Negociações UE–EUA aceleram
As conversações entre a União Europeia (UE) e os EUA continuam a decorrer a grande ritmo. No âmbito do acordo comercial entre os dois blocos, a Comissão Europeia apresentou uma proposta para eliminar as tarifas aplicadas aos bens industriais importados dos EUA, esperando obter, em troca, reduções nas taxas cobradas aos automóveis europeus (fonte: Automotive News).
No final do mês passado, UE e EUA já tinham divulgado um entendimento que apontava para tarifas de 15% sobre a maioria dos produtos europeus, incluindo automóveis.
Tarifas sobre automóveis e bens industriais
Ficou, no entanto, estabelecido que a redução das tarifas sobre automóveis e componentes só avançaria depois de Bruxelas formalizar uma proposta legislativa destinada a suspender as tarifas sobre os produtos industriais norte-americanos.
Com a proposta legislativa agora conhecida, antecipa-se que as reduções tarifárias entrem em vigor a partir do primeiro dia do mês em que foi apresentada - isto é, 1 de agosto -, produzindo assim efeitos retroativos.
Importa recordar que, desde março, os EUA aplicam tarifas adicionais de 25% aos automóveis provenientes da UE, para lá das taxas habituais, somando ainda a tarifa de 2,5% já existente (27,5% no total).

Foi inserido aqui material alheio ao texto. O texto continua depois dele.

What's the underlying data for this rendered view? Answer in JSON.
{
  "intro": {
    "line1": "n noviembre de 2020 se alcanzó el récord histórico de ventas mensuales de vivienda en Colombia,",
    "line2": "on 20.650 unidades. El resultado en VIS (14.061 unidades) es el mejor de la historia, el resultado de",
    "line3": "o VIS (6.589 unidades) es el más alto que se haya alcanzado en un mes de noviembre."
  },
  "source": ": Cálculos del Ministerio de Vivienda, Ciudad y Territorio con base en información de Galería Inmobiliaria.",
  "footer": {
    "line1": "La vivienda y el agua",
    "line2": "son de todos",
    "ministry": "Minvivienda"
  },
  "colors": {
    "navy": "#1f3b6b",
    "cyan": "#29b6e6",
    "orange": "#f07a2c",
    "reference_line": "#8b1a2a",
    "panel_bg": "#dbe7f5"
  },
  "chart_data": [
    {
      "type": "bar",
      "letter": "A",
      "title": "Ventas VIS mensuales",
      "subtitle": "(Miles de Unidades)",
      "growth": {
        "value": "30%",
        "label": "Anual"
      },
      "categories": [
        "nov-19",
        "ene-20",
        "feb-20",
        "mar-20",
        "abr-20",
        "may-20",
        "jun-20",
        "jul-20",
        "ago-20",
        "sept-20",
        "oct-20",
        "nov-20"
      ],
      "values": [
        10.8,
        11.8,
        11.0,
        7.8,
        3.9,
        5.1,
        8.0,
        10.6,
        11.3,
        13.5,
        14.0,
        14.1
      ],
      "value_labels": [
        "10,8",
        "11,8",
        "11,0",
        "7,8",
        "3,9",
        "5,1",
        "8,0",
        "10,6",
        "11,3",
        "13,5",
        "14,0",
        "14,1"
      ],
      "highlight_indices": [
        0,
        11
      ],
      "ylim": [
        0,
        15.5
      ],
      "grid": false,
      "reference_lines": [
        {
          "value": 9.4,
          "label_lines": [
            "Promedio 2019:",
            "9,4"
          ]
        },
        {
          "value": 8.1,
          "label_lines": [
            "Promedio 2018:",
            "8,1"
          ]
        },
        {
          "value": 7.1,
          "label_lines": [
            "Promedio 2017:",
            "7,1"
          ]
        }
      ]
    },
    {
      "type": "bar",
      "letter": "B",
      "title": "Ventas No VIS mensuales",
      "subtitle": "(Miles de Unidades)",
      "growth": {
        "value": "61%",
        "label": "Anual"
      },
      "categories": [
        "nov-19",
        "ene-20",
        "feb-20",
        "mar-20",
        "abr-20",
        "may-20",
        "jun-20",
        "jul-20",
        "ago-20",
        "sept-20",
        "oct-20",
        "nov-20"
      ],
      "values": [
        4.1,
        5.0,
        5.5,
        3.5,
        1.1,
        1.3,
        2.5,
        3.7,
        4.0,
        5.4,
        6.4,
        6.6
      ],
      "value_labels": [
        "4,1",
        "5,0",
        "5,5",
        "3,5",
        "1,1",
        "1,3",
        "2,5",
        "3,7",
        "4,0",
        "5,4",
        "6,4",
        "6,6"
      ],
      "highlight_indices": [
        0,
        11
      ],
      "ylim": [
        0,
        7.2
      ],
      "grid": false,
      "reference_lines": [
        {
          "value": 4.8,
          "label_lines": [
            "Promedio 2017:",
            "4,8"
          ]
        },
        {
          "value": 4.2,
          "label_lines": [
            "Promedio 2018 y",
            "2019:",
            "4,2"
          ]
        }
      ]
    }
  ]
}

Apesar desta evolução, a proposta legislativa da UE terá ainda de ser aprovada pela maioria dos Estados-Membros e pelo Parlamento Europeu, um processo que poderá arrastar-se por várias semanas. Já o aço e o alumínio, por sua vez, mantêm-se sujeitos a uma taxa de 50%.
Acordo assimétrico?
Embora a UE tenha apresentado este acordo como uma forma de evitar uma guerra comercial - o presidente norte-americano, Donald Trump, preparava-se para impor tarifas adicionais de 30% sobre quase todos os produtos europeus importados pelos EUA -, o entendimento continua a ser assimétrico.
Do lado europeu, há abertura de mercados, eliminação de tarifas sobre bens industriais, compromisso de compra de energia e armamento norte-americano e a promessa de investimento de 600 mil milhões de dólares (514 mil milhões de euros). Já do lado dos EUA, as tarifas atualmente em vigor permanecem praticamente inalteradas, atingindo cerca de 70% do valor das exportações europeias.
Mesmo com o novo acordo, Trump não tem escondido a sua leitura crítica da relação comercial entre os dois blocos. Em fevereiro, afirmou que a União Europeia foi criada “para enganar os EUA”. Um dos pontos em que o presidente mais insiste é o défice comercial: em 2024, os EUA registaram um saldo negativo de 235 mil milhões de dólares (201 mil milhões de euros) no comércio com a UE.